Your question includes a nice summary of some of the differences between a V-twin and an inline four-cylinder, but tire pressure is not one of them. A sampling of recommended tire pressures in the owner's manual shows that Ducati does list lower numbers for the 1198 compared with other manufacturers: 30-33 psi front and 32-35 psi rear for the 1198 vs. 36/42 psi for, as an example, the Kawasaki ZX-10R. But other twins have equally high pressures: 36/42 psi for the Honda RC51, and 36/36 psi for the KTM RC8 (36/42 psi with a passenger). Here at the magazine we've long used a single setting with variations based on machine weight, load and conditions, but never engine configuration. And for track use we base pressure on the tire manufacturer's recommendations, which is almost always independent of what bike the tires are mounted on. I also called Corey Neuer at CT Racing (, Pirelli's West coast roadrace distributor, who says "We adjust pressure for conditions and compound, but never for something like a Ducati vs. a GSX-R1000."

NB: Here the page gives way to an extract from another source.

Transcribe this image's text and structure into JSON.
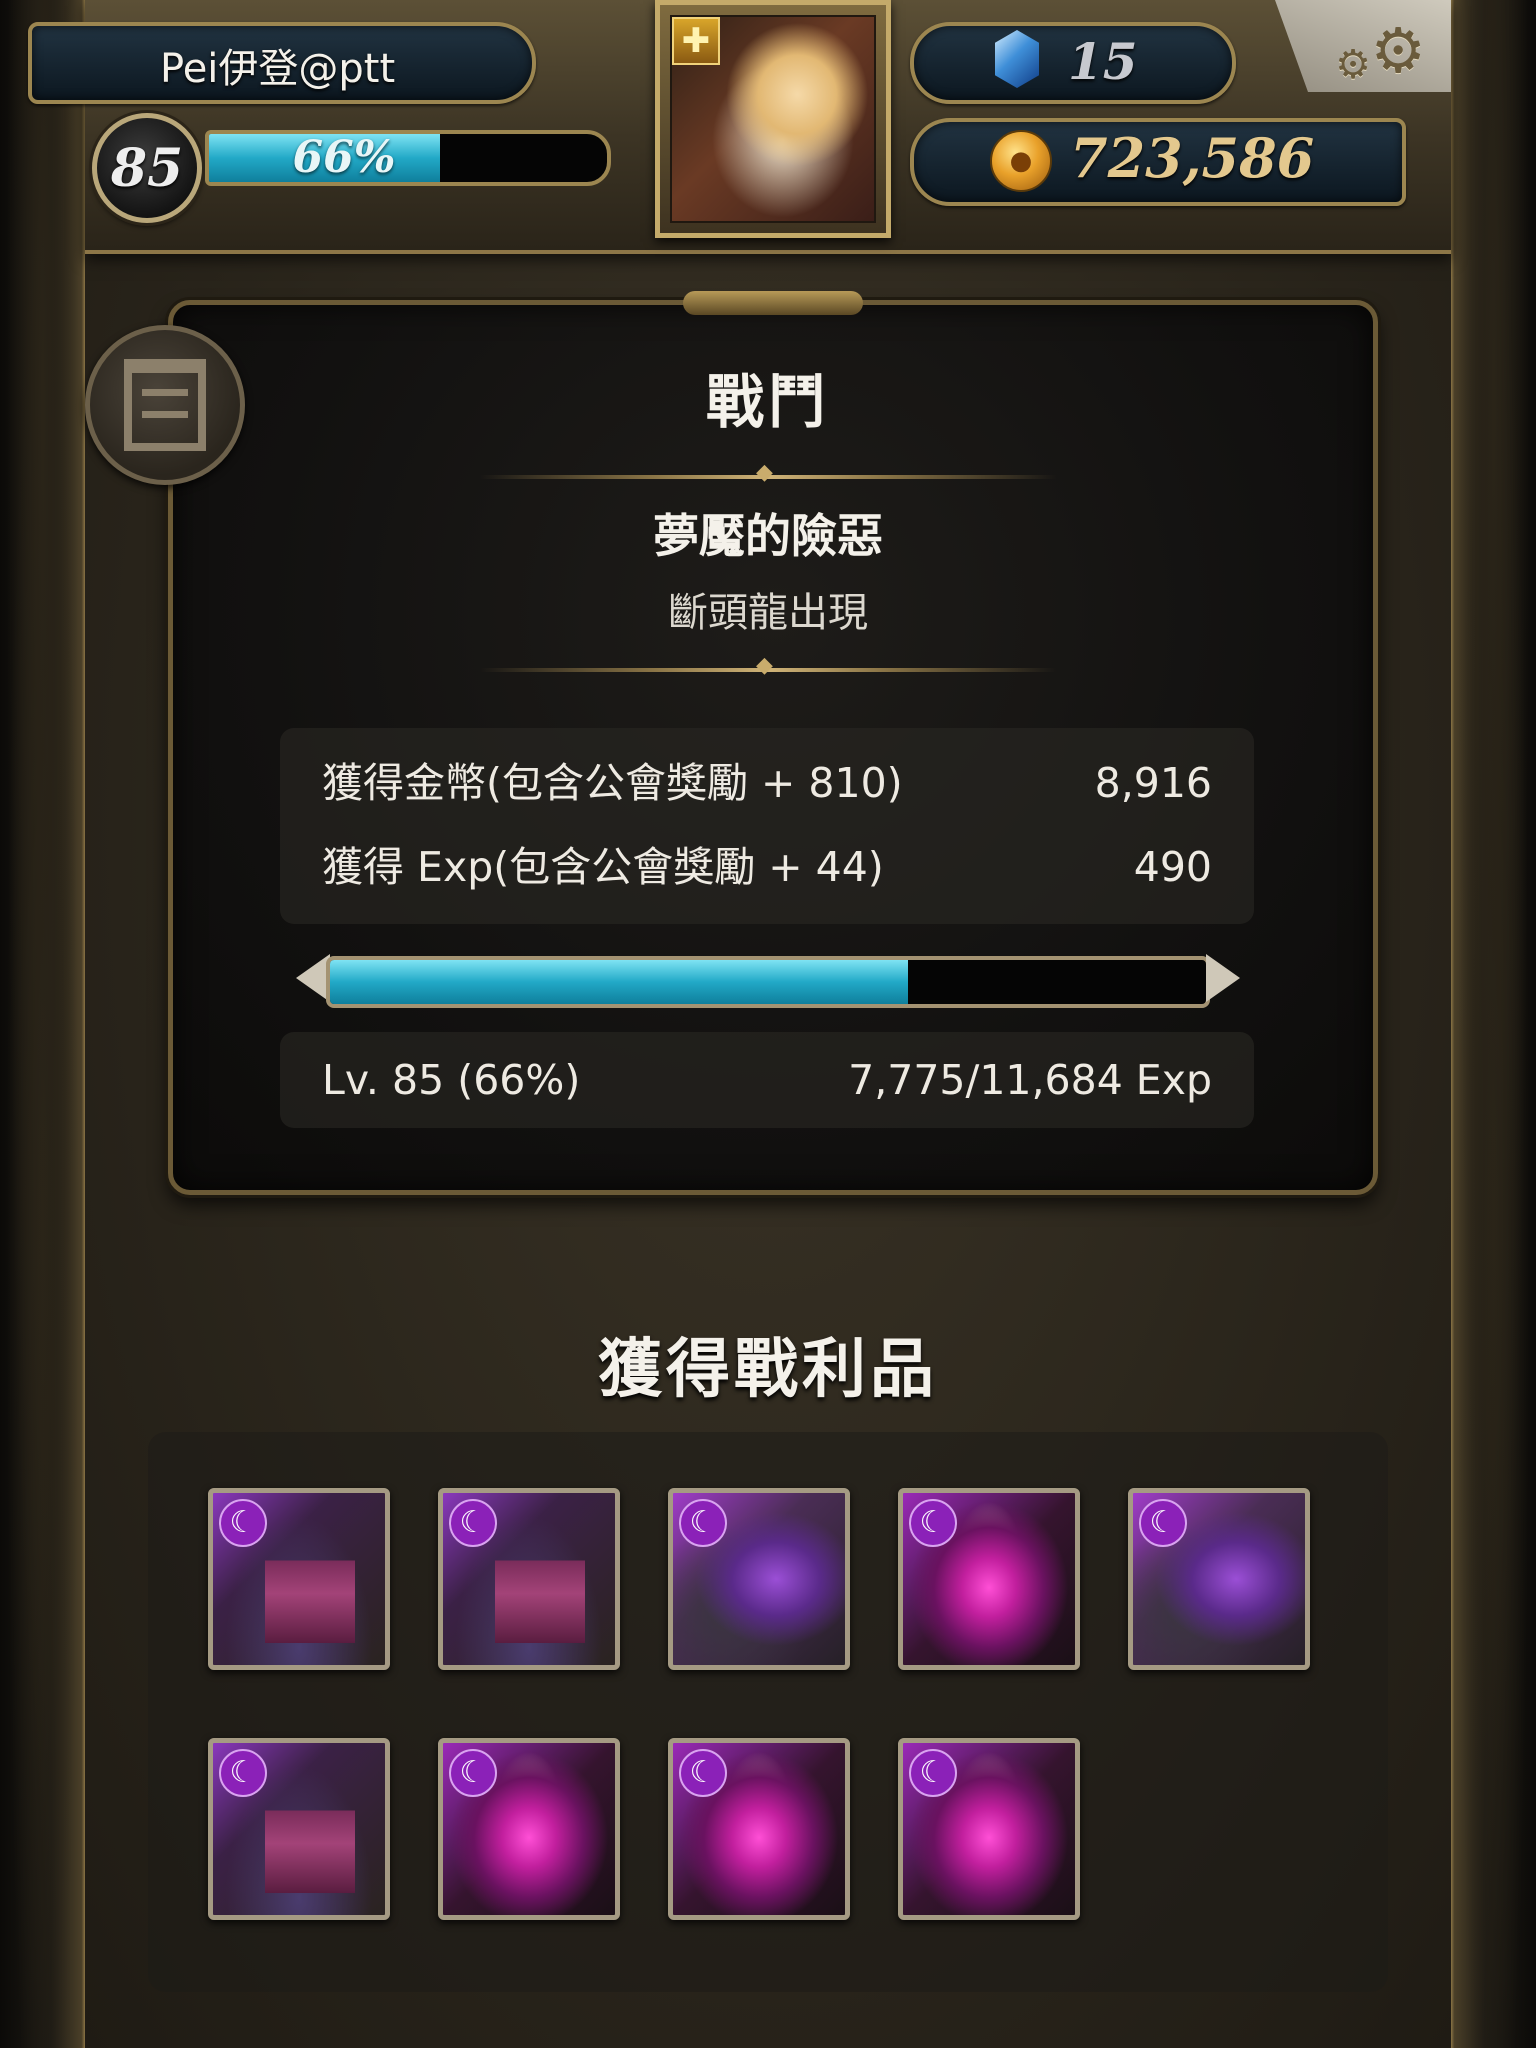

Most manufacturers list pressures based on maximum load of rider, passenger and luggage, giving numbers on the high side compared to what you'd use for best performance on the track with just the rider onboard. Ducati has listed tire pressures based more on the performance side for the 1198, and you'd definitely want to use slightly higher pressure for street riding with a passenger or luggage. Note that the Streetfighter's recommended pressures are higher, 36/36 psi, and that Ducati owner's manuals include the caveat "To avoid front wheel rim distortion, when riding on bumpy roads, increase tire pressure by 0.2 - 0.3 bar (3-4.5 psi)." Take that information into account with the 1198's numbers, and you'd be at almost exactly the typical 36/42 psi specified for many other bikes.

Aftermarket Links
If I go to an aftermarket rising rate shock link on my track bike (an '08 GSX-R1000), from the stock street link, should I expect to have to make significant adjustments to the shock settings? Any changes at all?
Al Martz
Las Vegas, NV

Most aftermarket shock linkages are designed such that you won't have to change the spring rate or ride height when you install the new link, but count on checking your sag and changing preload, as well as making some adjustments to both compression and rebound damping. Most stock links are made to work over a wide range of rider weight and conditions, with a fairly soft initial rate ramping up to a stiffer rate further into the suspension's travel. A link intended for track use will be more linear, with a stiffer initial rate and a softer rate near the bottom of the travel. This will make the suspension work differently in those ranges, requiring some changes to match.

While the stock shock will work with a non-stock link, you should already have an aftermarket shock if you're considering the link, as well as being familiar with its adjustments and how they affect your bike's handling.